Validation of the on-line aerosol retrieval and error characterization algorithm from the OMI Near-UV observations during the DRAGON-NE Asia 2012 campaign

Friday, 19 December 2014
Ukkyo Jeong1, Changwoo Ahn2, Jhoon Kim1, Pawan K Bhartia3, Omar Torres3, Robert J D Spurr4, Xiong Liu5, Kelly Chance6 and Brent N Holben3, (1)Yonsei University, Seoul, South Korea, (2)Science Systems and Applications, Inc., Lanham, MD, United States, (3)NASA Goddard Space Flight Center, Greenbelt, MD, United States, (4)Rt Solutions Inc, Cambridge, MA, United States, (5)Harvard-Smithsonian Center for Astrophysics, Cambridge, MA, United States, (6)Harvard-Smithsonian, Cambridge, MA, United States
One of the representative advantages of using ultraviolet channel to retrieve aerosol optical property is that the results are less affected by the uncertainty of surface reflectance database. The retrieved aerosol products have relatively uniform quality at both land and ocean except the ice-snow surface. The near UV technique of aerosol remote sensing has additional merit that it has long period database since TOMS (Total Ozone Mapping Spectrometer) including aerosol absorption properties. Thus the retrieved product using the near UV technique using TOMS and OMI (Ozone Monitoring Instrument) measurement is quite appropriate for climatological research. For such purposes, assessment of accuracy of the retrieved product is essential to evaluate the radiative forcing of the aerosols. In this study, the error characterizations of the near UV technique using OMI measurements have been performed with the optimal estimation method during the DRAGON-NE Asia 2012 campaign. In order to avoid the interpolation error, we developed the on-line retrieval scheme based on the traditional near UV method.
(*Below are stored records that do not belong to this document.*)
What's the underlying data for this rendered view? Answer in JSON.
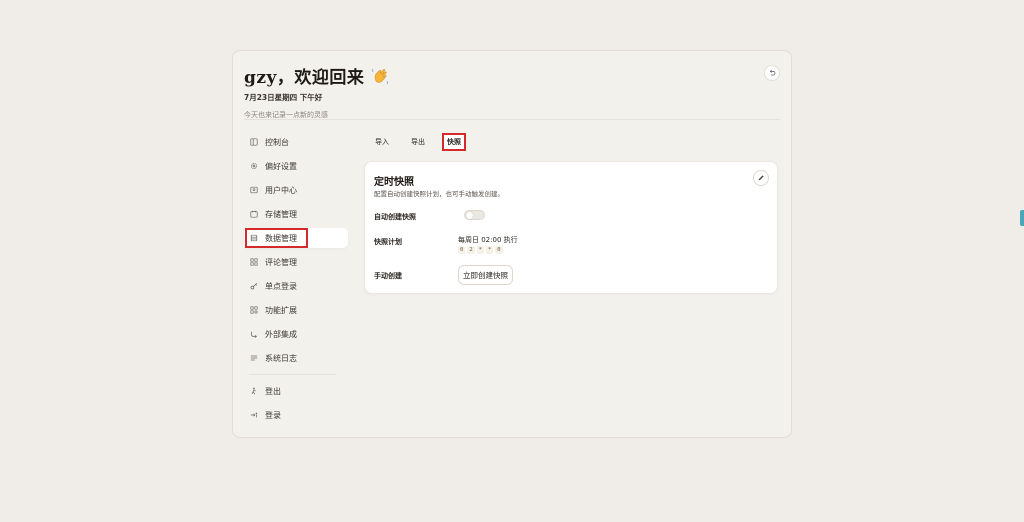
{
  "header": {
    "title": "gzy，欢迎回来",
    "date": "7月23日星期四  下午好",
    "subtitle": "今天也来记录一点新的灵感"
  },
  "sidebar": {
    "items": [
      {
        "label": "控制台",
        "icon": "dashboard-icon"
      },
      {
        "label": "偏好设置",
        "icon": "gear-icon"
      },
      {
        "label": "用户中心",
        "icon": "user-card-icon"
      },
      {
        "label": "存储管理",
        "icon": "storage-icon"
      },
      {
        "label": "数据管理",
        "icon": "database-icon"
      },
      {
        "label": "评论管理",
        "icon": "grid-icon"
      },
      {
        "label": "单点登录",
        "icon": "key-icon"
      },
      {
        "label": "功能扩展",
        "icon": "extension-icon"
      },
      {
        "label": "外部集成",
        "icon": "integration-icon"
      },
      {
        "label": "系统日志",
        "icon": "log-icon"
      }
    ],
    "bottom": [
      {
        "label": "登出",
        "icon": "logout-icon"
      },
      {
        "label": "登录",
        "icon": "login-icon"
      }
    ]
  },
  "tabs": [
    "导入",
    "导出",
    "快照"
  ],
  "card": {
    "title": "定时快照",
    "description": "配置自动创建快照计划，也可手动触发创建。",
    "auto_label": "自动创建快照",
    "schedule_label": "快照计划",
    "schedule_text": "每周日 02:00 执行",
    "cron": [
      "0",
      "2",
      "*",
      "*",
      "0"
    ],
    "manual_label": "手动创建",
    "manual_button": "立即创建快照",
    "auto_enabled": false
  },
  "colors": {
    "background": "#f0ede8",
    "highlight": "#d42a2a",
    "accent": "#4aa6b8"
  }
}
The retrieval noise and smoothing error of retrieved AOT (Aerosol Optical Thickness) were compared with the biases between 380 nm AOT from AERONET and retrieved 388 nm AOT. They showed positive correlations which infer the possibility of the estimated errors using the optimal estimation method to be used to evaluate the error of retrieved products. Forward model parameter errors were analyzed separately which depends on the quality of the used database, thus can be reduced by improving the database.